Almost 1 million retail jobs could be lost in the next decade as high streets struggle with the impact of digital and spiralling costs.
The British Retail Consortium (BRC) has warned that there could be as many as 900,000 fewer jobs in the industry by 2025 as the “rate of change” in retail quickens.
The industry body said the digital revolution will continue to reshape the retail industry and change customer shopping habits, while the rising cost of labour, falling costs of technology and more property leases coming up for renewal will lead to stores closing and jobs being axed.
However the BRC, which has previously warned that the new national living wage, the apprenticeship levy and rising business rates will add as much as £14bn to retailers’ bills over the next four years, said that the jobs that do remain in retail will be “more productive and higher earning”.
The predictions come as part of a report revealed by the BRC this morning, examining how the retail landscape is set to change in the coming years.
The BRC said that store closures would “exacerbate” the impact on unemployment rates in “already fragile communities”. It added that low paid staff were in the most vulnerable position, while smaller businesses were also likely to be “disproportionately affected” by the evolution of the industry.
BRC bosses called on the Government to “mitigate the impact” on jobs by reforming business rates, strengthening and clarifying the remit of the Low Pay Commission surrounding the national living wage and employing more discretion over how and where cash from the apprenticeship levy is spent.

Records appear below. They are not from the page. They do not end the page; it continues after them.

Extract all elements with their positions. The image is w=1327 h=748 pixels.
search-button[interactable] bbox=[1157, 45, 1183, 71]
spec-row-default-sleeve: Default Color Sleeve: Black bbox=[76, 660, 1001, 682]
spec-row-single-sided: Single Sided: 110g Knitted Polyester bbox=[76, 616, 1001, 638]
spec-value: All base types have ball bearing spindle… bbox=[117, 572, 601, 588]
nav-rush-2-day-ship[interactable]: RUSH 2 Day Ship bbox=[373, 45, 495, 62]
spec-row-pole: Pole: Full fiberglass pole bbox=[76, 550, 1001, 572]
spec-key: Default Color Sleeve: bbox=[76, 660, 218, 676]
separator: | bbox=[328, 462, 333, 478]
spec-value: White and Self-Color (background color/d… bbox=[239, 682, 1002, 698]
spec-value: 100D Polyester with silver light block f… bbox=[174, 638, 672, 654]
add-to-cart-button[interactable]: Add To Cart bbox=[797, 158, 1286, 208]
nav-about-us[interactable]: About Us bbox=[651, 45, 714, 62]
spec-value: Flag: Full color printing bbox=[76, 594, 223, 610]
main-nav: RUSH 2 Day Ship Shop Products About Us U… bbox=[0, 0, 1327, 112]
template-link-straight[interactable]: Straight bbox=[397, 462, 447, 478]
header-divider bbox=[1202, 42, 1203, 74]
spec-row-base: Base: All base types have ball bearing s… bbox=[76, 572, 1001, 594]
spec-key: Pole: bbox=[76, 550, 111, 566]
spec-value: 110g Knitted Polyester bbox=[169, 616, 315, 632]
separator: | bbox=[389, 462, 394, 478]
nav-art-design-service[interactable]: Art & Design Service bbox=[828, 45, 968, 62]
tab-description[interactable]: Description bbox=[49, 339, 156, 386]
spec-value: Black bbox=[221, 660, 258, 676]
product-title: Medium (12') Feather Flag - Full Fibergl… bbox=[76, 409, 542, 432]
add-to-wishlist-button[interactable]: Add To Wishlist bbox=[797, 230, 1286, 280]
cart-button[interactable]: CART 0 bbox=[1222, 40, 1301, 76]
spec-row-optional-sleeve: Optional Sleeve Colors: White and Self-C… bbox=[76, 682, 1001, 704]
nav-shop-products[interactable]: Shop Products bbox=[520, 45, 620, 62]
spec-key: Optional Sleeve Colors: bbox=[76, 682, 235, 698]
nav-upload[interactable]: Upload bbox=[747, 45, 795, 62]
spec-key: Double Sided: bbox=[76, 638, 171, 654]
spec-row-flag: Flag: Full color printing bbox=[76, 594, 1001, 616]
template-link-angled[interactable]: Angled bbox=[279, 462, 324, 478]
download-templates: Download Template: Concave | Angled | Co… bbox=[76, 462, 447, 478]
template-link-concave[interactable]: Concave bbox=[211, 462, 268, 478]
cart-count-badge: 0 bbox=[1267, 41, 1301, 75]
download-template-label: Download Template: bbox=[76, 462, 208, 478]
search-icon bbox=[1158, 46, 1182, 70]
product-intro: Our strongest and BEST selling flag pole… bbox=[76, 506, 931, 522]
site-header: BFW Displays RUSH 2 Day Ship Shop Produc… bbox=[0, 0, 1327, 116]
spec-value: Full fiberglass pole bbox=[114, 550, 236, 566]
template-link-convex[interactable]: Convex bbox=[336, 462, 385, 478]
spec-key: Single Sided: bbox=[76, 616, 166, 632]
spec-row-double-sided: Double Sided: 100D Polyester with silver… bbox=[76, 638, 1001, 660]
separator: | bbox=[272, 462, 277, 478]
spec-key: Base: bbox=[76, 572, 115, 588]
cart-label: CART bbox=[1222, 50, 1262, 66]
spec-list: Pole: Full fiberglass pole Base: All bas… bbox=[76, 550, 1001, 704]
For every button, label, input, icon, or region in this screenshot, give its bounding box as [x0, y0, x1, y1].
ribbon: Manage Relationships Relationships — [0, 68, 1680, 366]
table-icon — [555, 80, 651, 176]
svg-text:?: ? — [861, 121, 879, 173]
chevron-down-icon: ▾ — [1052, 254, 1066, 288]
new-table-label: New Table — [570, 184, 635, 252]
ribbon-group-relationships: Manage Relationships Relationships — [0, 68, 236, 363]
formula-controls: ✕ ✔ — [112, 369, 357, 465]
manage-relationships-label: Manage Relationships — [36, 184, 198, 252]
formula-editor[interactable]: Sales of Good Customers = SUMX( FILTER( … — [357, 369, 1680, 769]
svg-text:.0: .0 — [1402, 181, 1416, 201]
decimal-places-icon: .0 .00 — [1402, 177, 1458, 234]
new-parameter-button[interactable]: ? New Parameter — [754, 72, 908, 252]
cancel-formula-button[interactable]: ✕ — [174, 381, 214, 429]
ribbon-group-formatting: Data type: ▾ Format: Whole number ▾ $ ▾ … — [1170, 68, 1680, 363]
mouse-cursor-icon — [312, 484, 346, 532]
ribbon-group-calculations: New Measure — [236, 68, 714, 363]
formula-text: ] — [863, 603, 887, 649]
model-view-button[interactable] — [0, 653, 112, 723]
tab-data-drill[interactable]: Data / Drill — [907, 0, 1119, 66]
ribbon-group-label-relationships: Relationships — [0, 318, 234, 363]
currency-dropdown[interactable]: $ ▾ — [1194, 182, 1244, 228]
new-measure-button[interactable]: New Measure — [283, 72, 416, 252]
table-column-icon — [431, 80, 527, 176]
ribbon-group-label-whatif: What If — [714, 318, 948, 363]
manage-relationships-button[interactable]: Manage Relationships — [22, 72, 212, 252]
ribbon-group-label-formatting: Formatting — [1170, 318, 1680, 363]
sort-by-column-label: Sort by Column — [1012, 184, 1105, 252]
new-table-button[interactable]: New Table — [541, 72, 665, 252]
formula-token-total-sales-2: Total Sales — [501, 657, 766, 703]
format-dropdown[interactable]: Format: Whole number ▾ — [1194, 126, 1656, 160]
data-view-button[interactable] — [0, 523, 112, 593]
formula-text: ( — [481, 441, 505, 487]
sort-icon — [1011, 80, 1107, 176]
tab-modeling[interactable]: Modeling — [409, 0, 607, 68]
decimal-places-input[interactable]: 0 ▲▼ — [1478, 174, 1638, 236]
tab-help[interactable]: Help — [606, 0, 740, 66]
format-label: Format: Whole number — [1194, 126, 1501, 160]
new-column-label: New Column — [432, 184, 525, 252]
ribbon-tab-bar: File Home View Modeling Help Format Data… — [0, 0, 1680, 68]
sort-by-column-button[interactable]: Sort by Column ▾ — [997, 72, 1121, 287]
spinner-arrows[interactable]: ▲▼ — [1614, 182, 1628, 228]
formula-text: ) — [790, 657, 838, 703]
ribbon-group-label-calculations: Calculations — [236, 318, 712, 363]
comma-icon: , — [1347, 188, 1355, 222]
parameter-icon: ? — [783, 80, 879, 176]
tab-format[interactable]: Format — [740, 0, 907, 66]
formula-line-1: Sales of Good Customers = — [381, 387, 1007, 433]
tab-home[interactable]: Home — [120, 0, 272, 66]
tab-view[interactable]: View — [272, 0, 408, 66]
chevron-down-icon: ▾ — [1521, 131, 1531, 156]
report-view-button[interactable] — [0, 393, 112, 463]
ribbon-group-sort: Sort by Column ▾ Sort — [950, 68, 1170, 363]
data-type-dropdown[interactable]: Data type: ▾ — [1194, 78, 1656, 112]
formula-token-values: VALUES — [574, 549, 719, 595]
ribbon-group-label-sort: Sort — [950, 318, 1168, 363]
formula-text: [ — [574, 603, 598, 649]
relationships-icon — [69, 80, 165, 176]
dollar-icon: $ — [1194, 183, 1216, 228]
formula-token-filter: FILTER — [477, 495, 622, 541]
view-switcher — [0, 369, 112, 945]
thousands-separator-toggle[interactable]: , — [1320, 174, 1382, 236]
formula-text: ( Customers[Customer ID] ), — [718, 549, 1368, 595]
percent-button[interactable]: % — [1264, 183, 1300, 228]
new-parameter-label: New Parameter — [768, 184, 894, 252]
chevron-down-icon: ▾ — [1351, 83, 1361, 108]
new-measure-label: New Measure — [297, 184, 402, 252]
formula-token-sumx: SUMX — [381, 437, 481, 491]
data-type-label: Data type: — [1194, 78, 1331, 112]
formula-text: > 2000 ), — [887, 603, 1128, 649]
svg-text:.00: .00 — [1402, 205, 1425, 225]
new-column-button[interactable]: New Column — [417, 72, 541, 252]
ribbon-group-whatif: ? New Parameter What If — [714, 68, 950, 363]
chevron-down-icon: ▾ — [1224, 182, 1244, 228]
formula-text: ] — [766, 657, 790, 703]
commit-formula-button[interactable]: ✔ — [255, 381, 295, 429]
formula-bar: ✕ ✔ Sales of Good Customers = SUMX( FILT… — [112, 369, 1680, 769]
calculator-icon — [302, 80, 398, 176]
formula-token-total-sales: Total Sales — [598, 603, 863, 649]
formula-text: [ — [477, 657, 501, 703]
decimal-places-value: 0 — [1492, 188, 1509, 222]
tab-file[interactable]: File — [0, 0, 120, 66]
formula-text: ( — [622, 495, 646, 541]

BRC chief executive Helen Dickinson said: “The key conclusions of today’s report are not surprising – there will be a further contraction in retail space and a reduction in the number of people employed in retail.
“Individual retailers will find their own paths to 2020 and beyond but from an industry perspective, we hope to see technology and competition resulting in better experiences for the customer and better jobs for those working in retail.
“From a Government perspective the more significant insights in this report lie in where and how these changes may happen and the differential impact they are likely to have on people and places across the country and we would like to work with the Government to manage the impact of the changes on the most vulnerable.”
BRC and John Lewis Partnership chairman Sir Charlie Mayfield added: “What matters is who and where will be affected most by all this change. These are the valleys to cross and the path through them needs to be chartered with care.
“The report reaches some positive conclusions. Customers will get better choice, better value, more convenience and more personalisation.
“Retailing will be more productive, powered by better jobs that offer the chance to develop a wide array of skills and greater earnings – not because of the national living wage, but because differentiation between competing retailers will depend on it.”